Loro non lo sanno cosa si prova ad essere me, insider ed outsider allo stesso tempo. Io adesso darei qualsiasi cosa per essere semplicemente come loro.

domenica 8 marzo 2015

Frullato di pensieri

Comincio a scrivere, cancello, ricomincio.
Ho troppe cose da fare e la mente affollata da pensieri che, mi ripeto all'infinito, possono attendere. Ma non ci credo nemmeno io. E ritorno al punto di partenza.

Ieri pomeriggio non riuscivo più a reggere le pareti di casa e sono scappata in libreria. Ho salito le scale, voltato le spalle al reparto turismo e mi sono precipitata nella zona dedicata ai bambini. Adesso i muri sono verdi e azzurri, quando ero piccina io erano gialli e rosa. È l'unica parte colorata. Il resto del negozio è tutto bianco, un po' come molti profili Instagram di gente che si crede super cool e super fashion e a me invece fa pensare agli ospedali e alle malattie.
Il bianco non mi piace. È troppo calmo piatto tranquillo morto.
Blatero, blatero, blatero, non concludo nulla.
Ho voglia di andare all'aeroporto, scorrere lo schermo che annuncia le partenze e salire sul primo aereo diretto per un posto che non ho mai sentito nominare.

No, ho già cambiato idea. Voglio starmene rinchiusa nella mia camera a leggere e a colmare la mia ignoranza infinita. Vorrei avere una vita solo per poter leggere qualsiasi cosa potrebbe affascinarmi. Vorrei anche ritingermi i capelli di rosa, ma qualcosa mi blocca. In momenti così farebbe proprio comodo un pensatoio per poterci svuotare dentro tutta la mente.

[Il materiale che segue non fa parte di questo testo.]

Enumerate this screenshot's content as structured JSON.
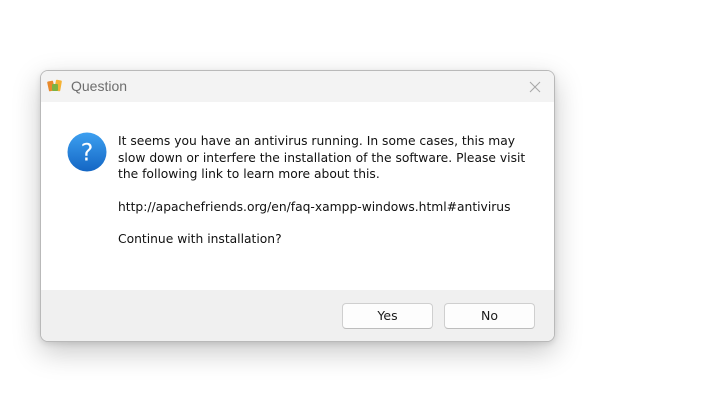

Intanto continuo ad ascoltare Uptown funk e a desiderare il caldo per poter indossare la mia giacca rosa di pelle che non è realmente mia, era di mia sorella fino a poco tempo fa, ma in virtù di quel principio secondo il quale ogni indumento smesso dai figli maggiori passa ai minori, adesso appartiene a me e a quanto pare ho intenzione davvero di uscire con quella giacca addosso (un minuto di silenzio per apprezzare il mio coraggio per piacere).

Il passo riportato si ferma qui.